Русское Старообрядчество. Духовные движения семнадцатого века

Исключение из служебной Псалтыри, вышедшей II февраля 1653 года, текстов о перстосложении при крестном знамении и о поклонах при чтении молитв Ефрема Сирина должно было встревожить кружок боголюбцев, в особенности живших в Москве Неронова и Аввакума. Последний, после беспорядков в Юрьевце, переехал в Москву, стал помощником о. Неронова и приобрел значительное влияние в церковных и даже придворных кругах Москвы. Наоборот, Вонифатьев после избрания Никона совершенно отошел от участия в церковных делах, хотя и оставался духовником царя.

Долголетняя борьба боголюбцев за упорядочение обряда и богослужения и введение их усилиями единогласия была направлена к утверждению старого русского устава, старого русского богослужения, и нововведения Никона не могли не испугать этих бойцов за обновление русской церкви. Они, конечно, уже осенью 1652 года знали о причинах увольнения о. Наседки и Силы Григорьева из штатов Печатного двора и назначении туда такого подозрительного авантюриста, как Арсений Грек. Но связанные обещанием, данным Никону церковным собором, и не понимая в точности, чего хочет патриарх, они, конечно, не знали, что им предпринять. Но уже через две недели после выхода Псалтыри из печати Никон сам официально сообщил о своих намерениях.

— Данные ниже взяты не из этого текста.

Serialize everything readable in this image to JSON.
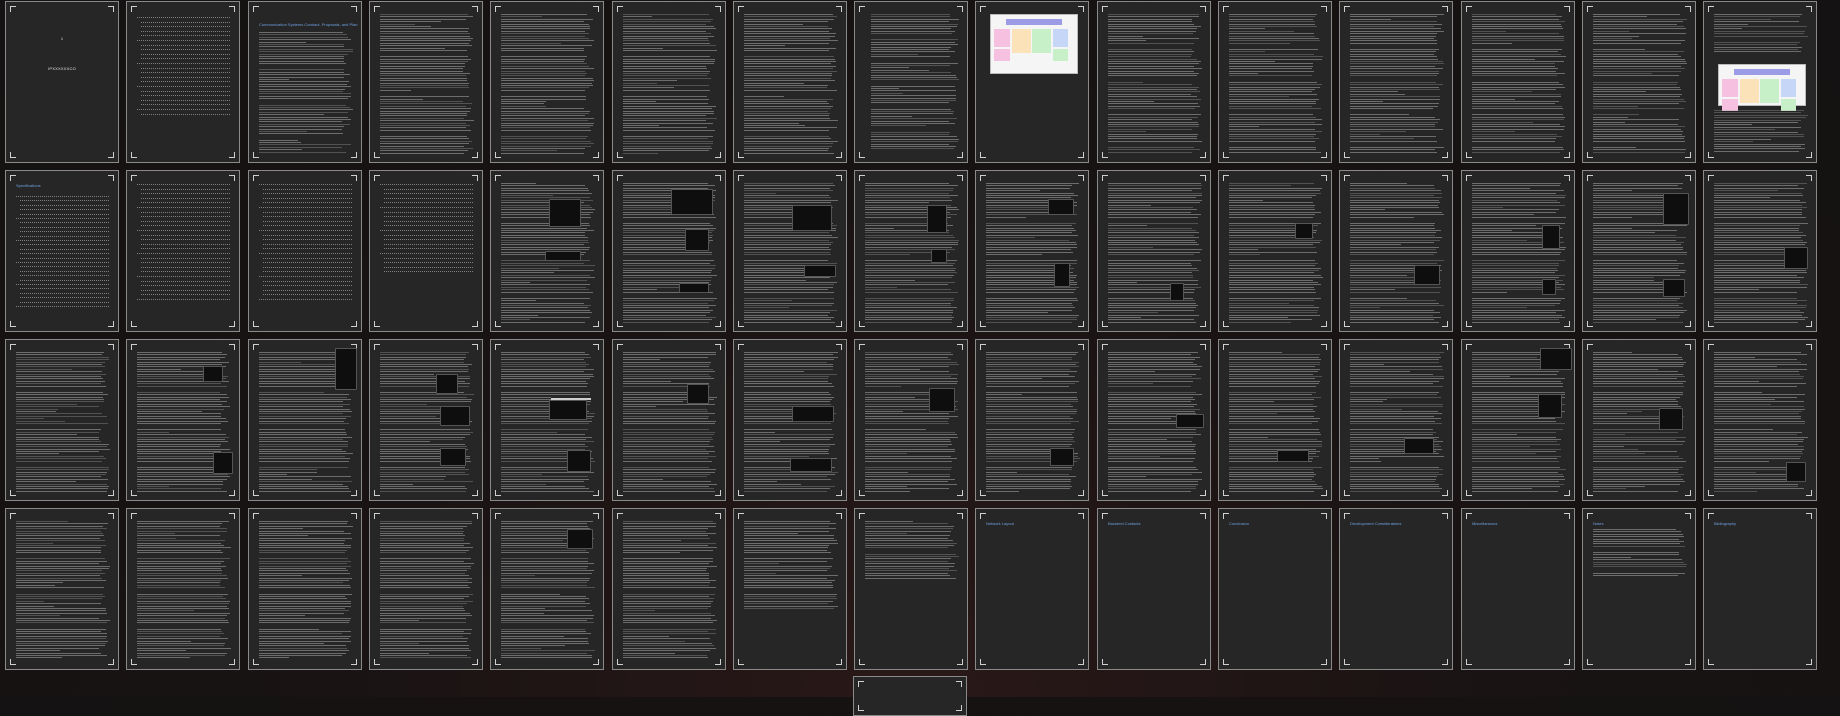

На неделе, предшествующей Великому посту 1653 года, которая приходилась на 20—27 февраля, он разослал по московским приходам “память” или, как теперь говорят, меморандум или циркуляр. В этой “памяти” патриарх, не запросив ни церковный собор, ни посоветовавшись с видными деятелями церкви, совершенно неожиданно и самовольно менял обряд. “По преданию святых апостол и святых отец не подобает во церкви метания творити по колену, но в пояс бы вам творити поклоны, еще и тремя персты бы есте крестились”[51].

Хотя Аввакум в своем житии упоминает только о “памяти”, полученной Нероновым как главой духовенства собора Казанской Божьей Матери, но очевидно, это предписание было послано не одной, но и другим, во всяком случае многим московским церквам[52].

Никон вряд ли хорошо обдумал свой первый ход в ряде намеченных обрядовых нововведений. Изменение такой важной части православного обряда, как крестное знамение, личным, ничем не мотивированным циркуляром, при этом в общих выражениях — “по преданию святых апостолов и святых отец”, было чем‑то неслыханным в анналах не только русской, но и вообще христианской церкви. Даже теперь, когда обряд и религия играют гораздо меньшую роль в жизни народов, изменение крестного знамения католическим епископом или самим папой, или патриархом православной церкви представляется немыслимым. А в русской церкви XVII века значительных изменений обряда, не посоветовавшись с собором, не делал даже такой авторитетный глава церкви, как патриарх Филарет. Что же касается крестного знамения, то оно сохранило начальную греческую форму двух перстов с древнейших времен русского христианства, и когда в начале XVI века в России начала распространяться новогреческая форма перстосложения, то она была осуждена и запрещена Стоглавым собором 1551 года. Теперь же Никон решался своим личным распоряжением, да еще накануне Великого поста, который всегда вызывал на Руси большое религиозное напряжение, заменить старое русское и древнегреческое крестное знамение новогреческим. Боголюбцы были потрясены и самим распоряжением, и его формой, и пренебрежением, проявленным Никоном, к русской традиции в угоду его любимцам грекам.

Неронов, Аввакум и другие бывшие в Москве боголюбцы собрались на совещание, чтобы решить, как отнестись к “памяти” патриарха. Аввакум с отчаянием потом вспоминал о состоянии ошеломленных патриаршим распоряжением боголюбцев: “Сердце озябло и ноги задрожали”53. Они долго не решались выступить против нового, всего лишь девять месяцев тому назад избранного патриарха, их бывшего друга, которому царь и собор обещали беспрекословно повиноваться в делах церкви.

После долгих прений и колебаний было решено, что Неронов отправится на всю первую неделю поста в Чудов монастырь и там в молитве и миросозерцании будет искать решения. На эту неделю он поручил свой приход протопопу Аввакуму, делая его этим своим заместителем в самые первые, трагические дни конфликта между боголюбцами и патриархом. В конце недели, после сурового поста и молитв, молясь перед образом Спаса Нерукотворного, Неронов услыхал голос, который, как ему казалось, шел от образа: “Иоанне, дерзай, и не убойся до смерти; подобает ти укрепить царя о имени Моем. Да не постраждет днесь Русь якоже в юниты [униаты]”[54].